Completed by drummer Sarah ‘Plums’ Morgan and Lee ‘Pixie’ Matthews, Rosie & The Goldbug formed in Cornwall, and along with pasties and Straw Dogs, they’re set to be the next thing to come out of the toecap of Britain that will get people talking. “ Cornwall is a beautiful place and there’s a lot of music going on down here, but it’s very different to London. London you can hop on the bus all the time, whereas down here you’ve got a little bit more time to explore and create your own thing and anything can happen. There’s a lot to be inspired by.

“It’s hard to say it without sounding derogatory, but I guess its sometimes a little bit ‘behind the times’ here,” Vanier mulls. “You make up whatever you want instead going with what’s ‘hot’. There’s a lot more freedom and a lot less restrictions.”

The promo video for ‘War Of The Roses (Because You Said So)’:

That experience has led to a series of songs that range from the dark-disco stomp of ’Heartbreak’ through to fragile ‘Springtime Dreaming’. If Katie Jane Garside stopped chasing garden sprites to front Dragonette for a night, then it could’ve resulted in the ‘War Of The Roses EP. But this hasn’t meant they haven’t taken a cosmopolitan approach to songwriters.

“My instant reaction was to think ‘oh no, I don’t want to write with anyone’ because I was really precious about my song-writing,” Rosie sighs. “Then I thought \this is ridiculous – I’ve got the opportunity to work with some people I really admire’.” And it’s true – the list of people who’ve come on board to help pen songs is admirable indeed. “Before I knew it, I was writing with Marcella Detroit – I was an absolute Shakespeare’s Sister fan when I was younger, so that was a bit of a dream come true, writing with her. Jim [Eliot]from Kish Mauve [writer of ‘2 Hearts’ – Kylie Minogue’s top 5 hit] – he’s a bit of a wizard. I wrote with Pär Wiksten as well, from The Wannadies, which was a great experience.”

As well as playing a host of festivals over the summer (culminating with an appearance on the BBC Introducing stage at Bestival), the band have a London residency of sorts lined up. While glossy chart-botherers like Duffy might prefer the Piccadilly gloss of the Pigalle for such things, Rosie and The Goldbug have gone for the 12 Bar Club in Soho – it’s a “unique” venue, that’s for sure…

Rosie laughs at the description. Music Towers strongest memories of the 12 Bar involve cheering along a fight in the alleyway behind the venue after a misguided whiskey-drinking competition that ran into the wee hours. “The 12 Bar has really inspired us – because it is really smelly and rancid in there. We were changing in the toilets for a gig there once and we were thinking ‘for fuck’s sake; it can’t get any worse than this’ as it basically stank of shit.

The promo video for ‘Feeling’:

“We thought it was a perfect concept for our album – this is what we’ve experienced for the last year - an absolute weird experience of going from revolting venues to being in flash record company offices.

“As the 12 Bar is important to us, and we thought it would be a good place to do a residency and show what we’ve got.
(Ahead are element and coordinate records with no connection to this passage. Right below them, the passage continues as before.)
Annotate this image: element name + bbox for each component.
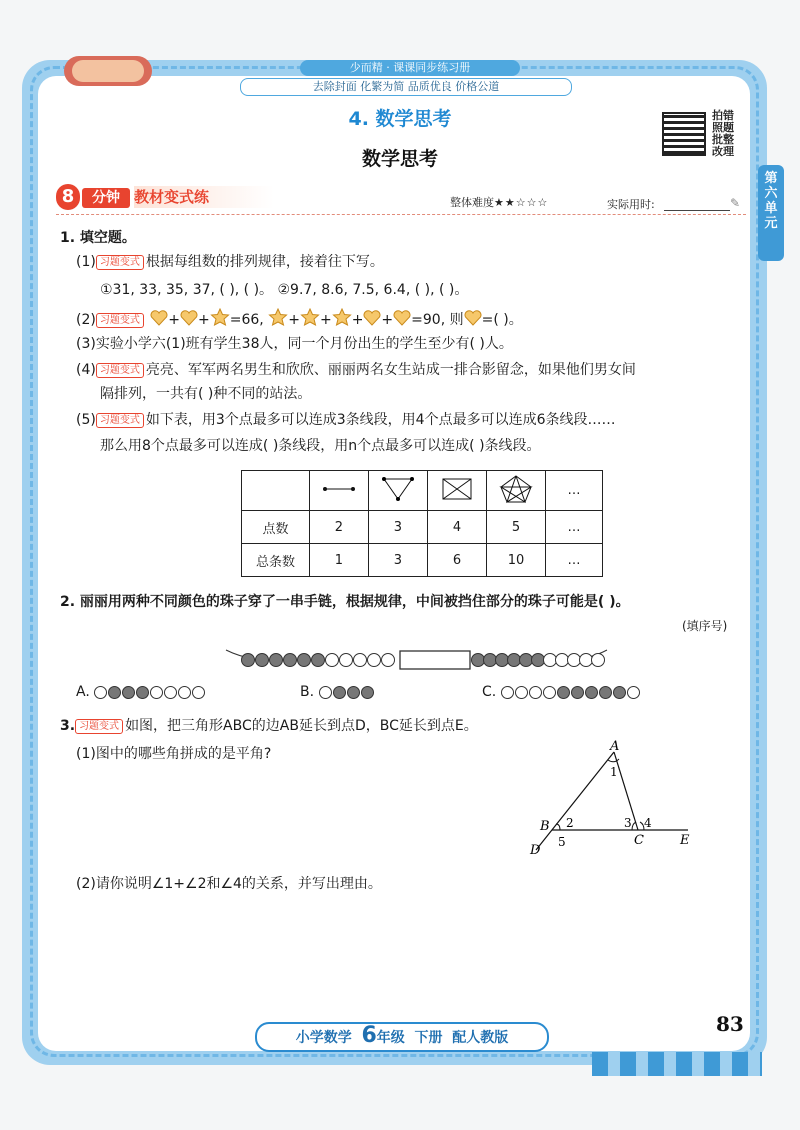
- dark-bead: [508, 654, 521, 667]
- q3-sub2: (2)请你说明∠1+∠2和∠4的关系，并写出理由。: [76, 876, 382, 892]
- variant-tag: 习题变式: [96, 313, 144, 328]
- label-a: A: [610, 739, 620, 754]
- points-table: [241, 470, 603, 577]
- table-cell: 1: [309, 544, 368, 577]
- table-cell: 3: [368, 544, 427, 577]
- table-cell: …: [546, 511, 603, 544]
- white-bead: [568, 654, 581, 667]
- dark-bead: [270, 654, 283, 667]
- dark-bead: [122, 686, 135, 699]
- dark-bead: [256, 654, 269, 667]
- dark-bead: [108, 686, 121, 699]
- white-bead: [544, 654, 557, 667]
- dark-bead: [484, 654, 497, 667]
- label-d: D: [530, 843, 541, 858]
- dark-bead: [557, 686, 570, 699]
- triangle-diagram: [520, 738, 700, 860]
- white-bead: [529, 686, 542, 699]
- q2-title: 2. 丽丽用两种不同颜色的珠子穿了一串手链，根据规律，中间被挡住部分的珠子可能是( )。: [60, 594, 630, 610]
- heart-icon: [393, 310, 411, 326]
- time-badge-number: 8: [56, 184, 80, 210]
- q2-note: (填序号): [682, 619, 728, 633]
- exercise-type: 教材变式练: [134, 186, 274, 208]
- dark-bead: [284, 654, 297, 667]
- variant-tag: 习题变式: [96, 363, 144, 378]
- label-e: E: [680, 833, 690, 848]
- slogan: 去除封面 化繁为简 品质优良 价格公道: [240, 78, 572, 96]
- unit-tab[interactable]: 第 六 单 元: [758, 165, 784, 261]
- star-icon: [210, 308, 230, 326]
- white-bead: [319, 686, 332, 699]
- divider: [56, 214, 746, 215]
- q1-title: 1. 填空题。: [60, 230, 136, 246]
- figure-2-points: [309, 471, 368, 511]
- table-cell: 5: [486, 511, 545, 544]
- angle-3-label: 3: [624, 816, 632, 830]
- row-label-segments: 总条数: [242, 544, 310, 577]
- variant-tag: 习题变式: [75, 719, 123, 734]
- angle-4-label: 4: [644, 816, 652, 830]
- dark-bead: [298, 654, 311, 667]
- white-bead: [340, 654, 353, 667]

Not many people know us yet, and we’re willing to start wherever to get people to know who we are. The 12 Bar represents everything – it’s such a cranky little venue with such a tiny stage and I love performing in strange spaces. There’s lots of beams to climb over. It’s very unique.”

That sounds a lot like fightin’ talk. Rosie & The Goldbug don’t have anything to prove, but Vanier sure sounds like she’s got gusto. “I don’t like that Marmite thing. The whole ‘you either hate it or you don’t’ thing confuses me because maybe sometimes you like it a little bit, and then sometimes not. It’s not as simple as black and white.”